Walmart Tops Earnings Estimates and Boosts Dividend
Retail giant Walmart reported better-than-expected fourth-quarter earnings Thursday and boosted its dividend.
The stock was rising slightly in premarket trading to $133.63.
Walmart (ticker: WMT) reported earnings per share of $1.53 in its fiscal fourth quarter ended in January. Analysts expected it to earn $1.50 a share, compared with per-share earnings of $1.39 a year earlier. Revenue was $152.9 billion, up 0.5%, which also beat the FactSet consensus of $151.72 billion.
Net income was $3.56 billion, or $1.28 a share, compared with a loss of $2.09 billion, or 74 cents a share, a year earlier.
Comparable-store sales increased 6.3% year over year for both Sam’s Club, the company’s wholesale retail segment, and Walmart, not including fuel sales.
Sam’s Club saw membership increase 9% and sales of $19.2 billion.
Supply-chain costs were $400 million higher in the quarter than planned, the company said on an earnings call Thursday. Covid-related leave costs were $300 million more than expected. Despite the challenges, the company remains optimistic in its ability to limit passing the rising prices on to consumers.

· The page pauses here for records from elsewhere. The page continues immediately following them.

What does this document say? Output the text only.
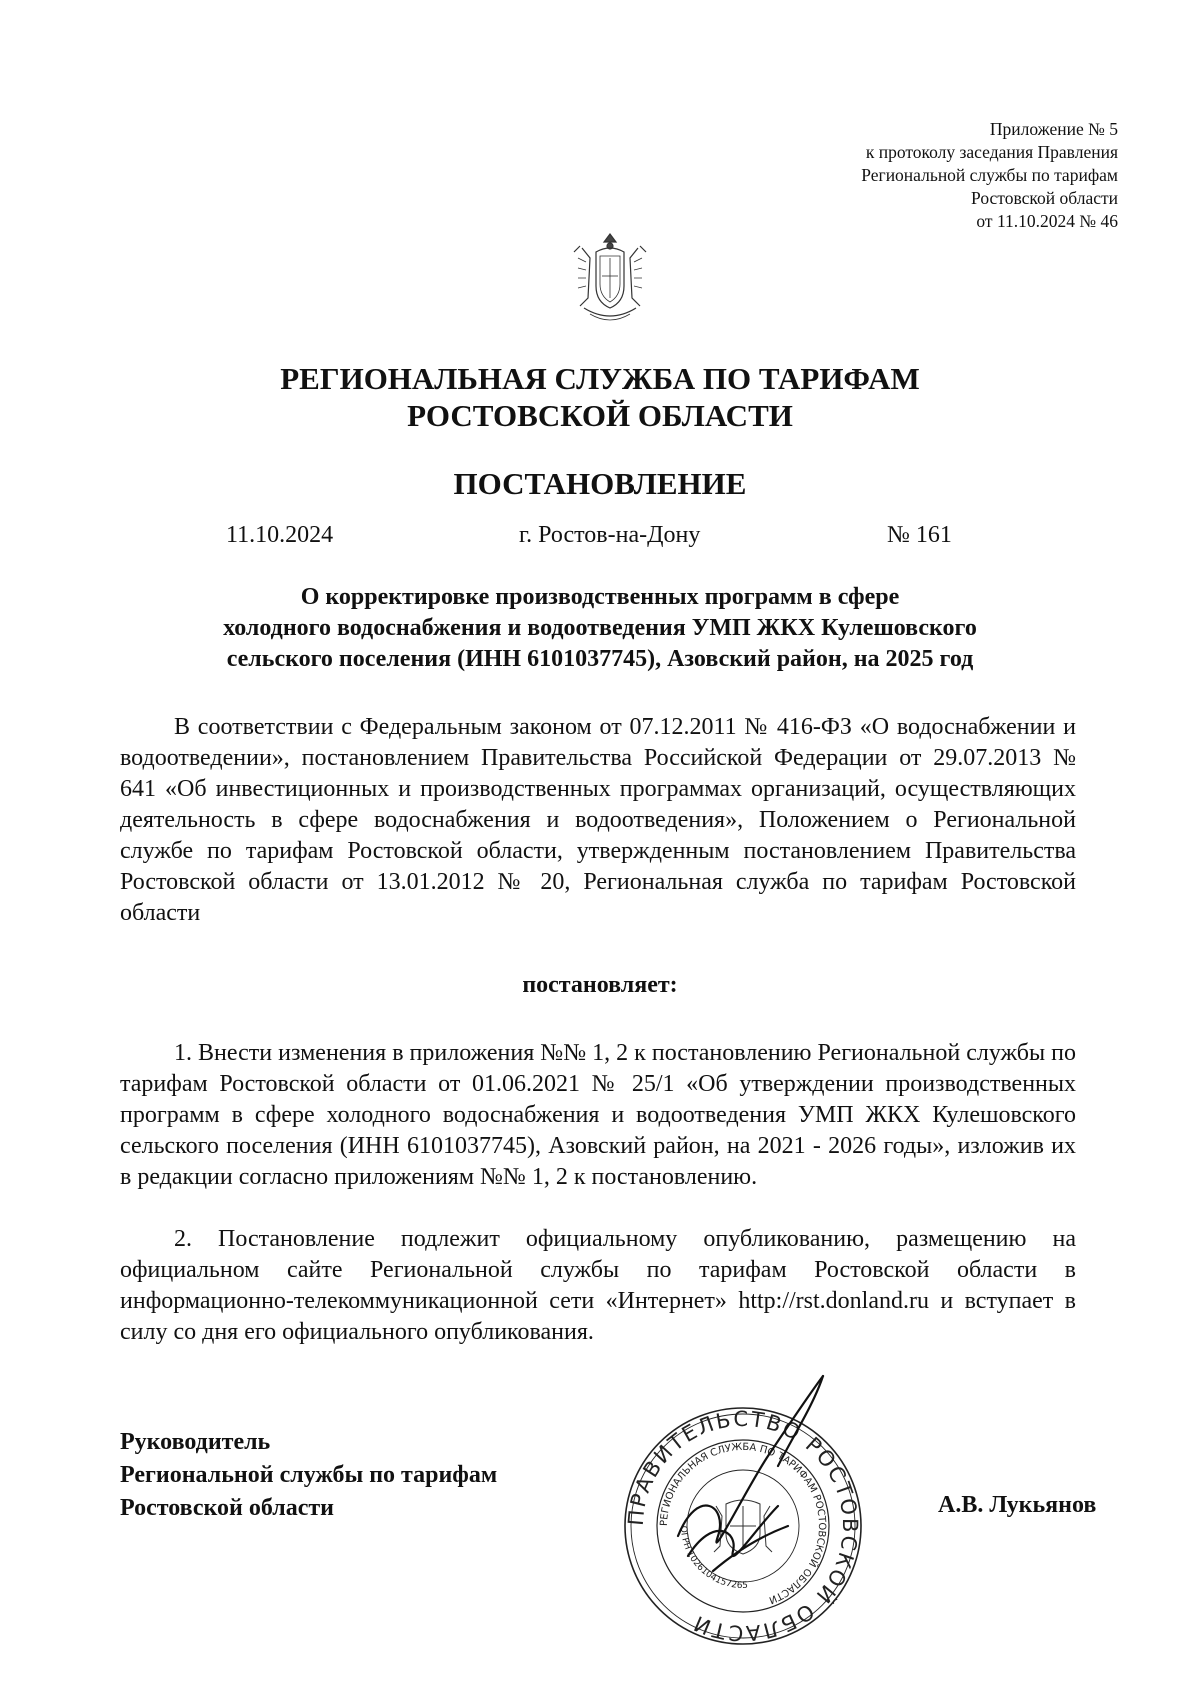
Приложение № 5
к протоколу заседания Правления
Региональной службы по тарифам
Ростовской области
от 11.10.2024 № 46
РЕГИОНАЛЬНАЯ СЛУЖБА ПО ТАРИФАМ
РОСТОВСКОЙ ОБЛАСТИ
ПОСТАНОВЛЕНИЕ
11.10.2024	г. Ростов-на-Дону	№ 161
О корректировке производственных программ в сфере
холодного водоснабжения и водоотведения УМП ЖКХ Кулешовского
сельского поселения (ИНН 6101037745), Азовский район, на 2025 год
В соответствии с Федеральным законом от 07.12.2011 № 416-ФЗ «О водоснабжении и водоотведении», постановлением Правительства Российской Федерации от 29.07.2013 № 641 «Об инвестиционных и производственных программах организаций, осуществляющих деятельность в сфере водоснабжения и водоотведения», Положением о Региональной службе по тарифам Ростовской области, утвержденным постановлением Правительства Ростовской области от 13.01.2012 № 20, Региональная служба по тарифам Ростовской области
постановляет:
1. Внести изменения в приложения №№ 1, 2 к постановлению Региональной службы по тарифам Ростовской области от 01.06.2021 № 25/1 «Об утверждении производственных программ в сфере холодного водоснабжения и водоотведения УМП ЖКХ Кулешовского сельского поселения (ИНН 6101037745), Азовский район, на 2021 - 2026 годы», изложив их в редакции согласно приложениям №№ 1, 2 к постановлению.
2. Постановление подлежит официальному опубликованию, размещению на официальном сайте Региональной службы по тарифам Ростовской области в информационно-телекоммуникационной сети «Интернет» http://rst.donland.ru и вступает в силу со дня его официального опубликования.
Руководитель
Региональной службы по тарифам
Ростовской области	ПРАВИТЕЛЬСТВО РОСТОВСКОЙ ОБЛАСТИ
РЕГИОНАЛЬНАЯ СЛУЖБА ПО ТАРИФАМ РОСТОВСКОЙ ОБЛАСТИ
ОГРН 1026104157265
А.В. Лукьянов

“We’re seeing about the same number of rollbacks now that we had at the end of Q1 last year so we have supply-chain challenges and other costs coming through,” said John Furner, president and CEO of Walmart U.S., on the call. “The team did do a nice job managing mix and pricing and are looking after both our customers and our shareholders.”
The company said it was on track to hit its 2023 financial targets, expecting U.S. comparable-sales growth of above 3%, not including fuel, and per-share earnings growth in the mid-single digits. Analysts expect same-store sales growth of 2.7% and earnings of $6.70 a share.
Additionally, the company said it raised its quarterly dividend by 1 cent to 56 cents a share, and also plans to repurchase $10 billion of its own stock in fiscal 2023.
Walmart stock has fallen more than 8% since the start of the year.